Si le journal L’Auto, qui lança, au début du XXe siècle, la prodigieuse aventure du Tour de France, avait été imprimé sur papier blanc comme ses confrères, le maillot jaune n’aurait pas existé. Pour se démarquer de l’ensemble de la presse, Henri Desgrange, le bouillant directeur du quotidien sportif « d’idées et d’action », avait choisi le papier paille. Une teinte vivante et originale qui allait devenir la couleur symbolique de sa chère gazette. L’immeuble du 10, rue du Faubourg-Montmartre, où le patron du Tour passait l’essentiel de son temps, était peint en jaune. Et le jaune survécut à L’Auto car Jacques Goddet, qui fonda L’Équipe, laissa la façade en l’état. Le maillot jaune n’a cependant pas l’âge du Tour de France. Eugène Christophe, leader du Tour 1919 depuis les Sables-d’Olonne, endossa le premier maillot jaune de l’histoire à Grenoble. Celui qu’on appelait le Vieux Gaulois en raison de ses longues moustaches ne remporta pas ce Tour de France qu’il dominait très largement. Déjà victime en 1913, au sommet du Tourmalet, d’un incident fatal qui le contraignit, après une marche épuisante, à réparer sa fourche chez le forgeron de Sainte-Marie-de-Campan, il cassa encore son vélo, et cela à deux jours de Paris, alors qu’il comptait près d’une demi-heure d’avance sur le futur vainqueur, le Belge Firmin Lambot. Cinquante ans plus tard, au crépuscule de sa vie, il évoquait avec une émotion intacte ces instants pathétiques qui bâtirent sa légende : « J’ai perdu deux Tours de France à cause d’une malchance persistante. Ce sont des frustrations énormes, des plaies qui ne cicatrisent pas. Mais, en contrepartie, j’ai bénéficié d’un privilège inestimable en inaugurant le maillot jaune. Un bonheur qui n’appartient qu’à moi. Cet honneur n’a pas de prix. » L’odyssée de « l’habit de lumière » – expression de Philippe Brunel –, comporte cependant des zones d’ombre. Le Belge Philippe Thys, qui réalisa le premier triplé (1913-1914-1920), affirmait avoir porté un maillot jaune dès sa première participation. C’est à L’Équipe que nous l’avons rencontré, Pierre Chany et moi, dans les années 1950. Il feuilletait fébrilement les vieilles collections de L’Auto, à la recherche d’un article justifiant ses dires. En vain. Il s’accrochait à sa « vérité cachée » (sic) et s’offusquait du silence de la presse. Philippe Thys est mort en 1971, emportant son secret. L’énigme du maillot jaune fantôme n’a jamais été élucidée.

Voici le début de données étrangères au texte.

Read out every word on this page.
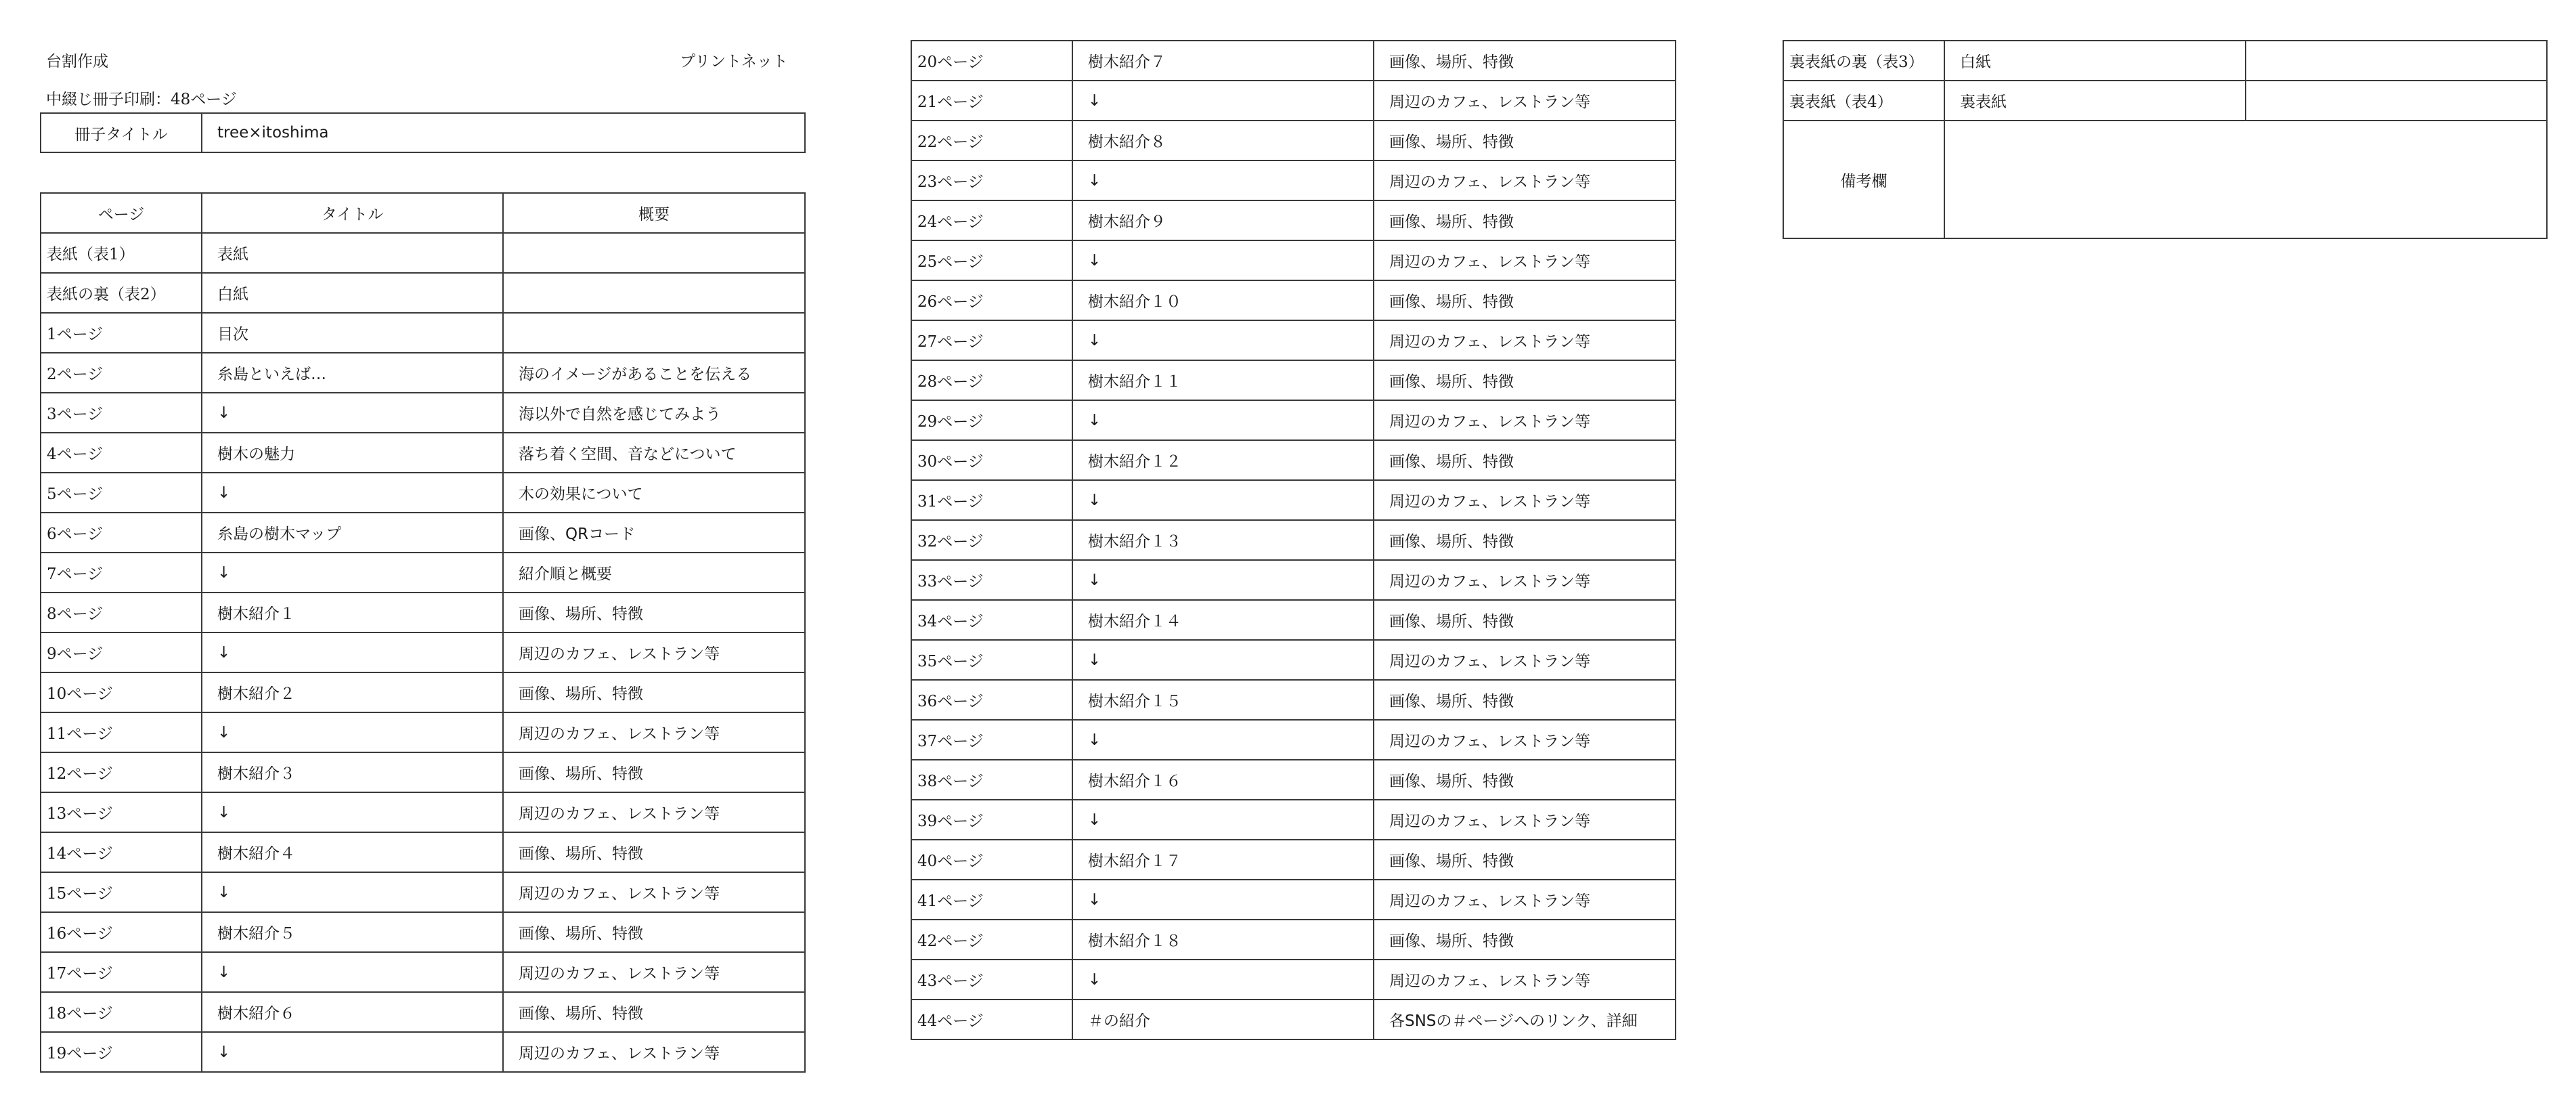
台割作成	プリントネット
中綴じ冊子印刷：48ページ
冊子タイトル	tree×itoshima
ページ	タイトル	概要
表紙（表1）	表紙	
表紙の裏（表2）	白紙	
1ページ	目次	
2ページ	糸島といえば…	海のイメージがあることを伝える
3ページ	↓	海以外で自然を感じてみよう
4ページ	樹木の魅力	落ち着く空間、音などについて
5ページ	↓	木の効果について
6ページ	糸島の樹木マップ	画像、QRコード
7ページ	↓	紹介順と概要
8ページ	樹木紹介１	画像、場所、特徴
9ページ	↓	周辺のカフェ、レストラン等
10ページ	樹木紹介２	画像、場所、特徴
11ページ	↓	周辺のカフェ、レストラン等
12ページ	樹木紹介３	画像、場所、特徴
13ページ	↓	周辺のカフェ、レストラン等
14ページ	樹木紹介４	画像、場所、特徴
15ページ	↓	周辺のカフェ、レストラン等
16ページ	樹木紹介５	画像、場所、特徴
17ページ	↓	周辺のカフェ、レストラン等
18ページ	樹木紹介６	画像、場所、特徴
19ページ	↓	周辺のカフェ、レストラン等
20ページ	樹木紹介７	画像、場所、特徴
21ページ	↓	周辺のカフェ、レストラン等
22ページ	樹木紹介８	画像、場所、特徴
23ページ	↓	周辺のカフェ、レストラン等
24ページ	樹木紹介９	画像、場所、特徴
25ページ	↓	周辺のカフェ、レストラン等
26ページ	樹木紹介１０	画像、場所、特徴
27ページ	↓	周辺のカフェ、レストラン等
28ページ	樹木紹介１１	画像、場所、特徴
29ページ	↓	周辺のカフェ、レストラン等
30ページ	樹木紹介１２	画像、場所、特徴
31ページ	↓	周辺のカフェ、レストラン等
32ページ	樹木紹介１３	画像、場所、特徴
33ページ	↓	周辺のカフェ、レストラン等
34ページ	樹木紹介１４	画像、場所、特徴
35ページ	↓	周辺のカフェ、レストラン等
36ページ	樹木紹介１５	画像、場所、特徴
37ページ	↓	周辺のカフェ、レストラン等
38ページ	樹木紹介１６	画像、場所、特徴
39ページ	↓	周辺のカフェ、レストラン等
40ページ	樹木紹介１７	画像、場所、特徴
41ページ	↓	周辺のカフェ、レストラン等
42ページ	樹木紹介１８	画像、場所、特徴
43ページ	↓	周辺のカフェ、レストラン等
44ページ	＃の紹介	各SNSの＃ページへのリンク、詳細
裏表紙の裏（表3）	白紙	
裏表紙（表4）	裏表紙	
備考欄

Au fil des années, le prestige du maillot jaune fusionna avec le prestige du Tour dont il partage désormais la magie. Il exerce une fascination telle que bien des coureurs lui sacrifieraient volontiers une victoire d’étape, voire davantage. En 1949, il forgea l’étincelante popularité de Jacques Marinelli, baptisé « la Perruche » par Jacques Goddet. Un surnom qui devait lui rester. En 1964, le surprenant Georges Groussard, un humble outsider surpris par la gloire, exhiba sa Toison d’or pendant dix jours radieux, de Briançon à Pau. Ce spectacle insolite lui valut une célébrité que n’a pas connue son frère Joseph, vainqueur de Milan-San Remo l’année précédente.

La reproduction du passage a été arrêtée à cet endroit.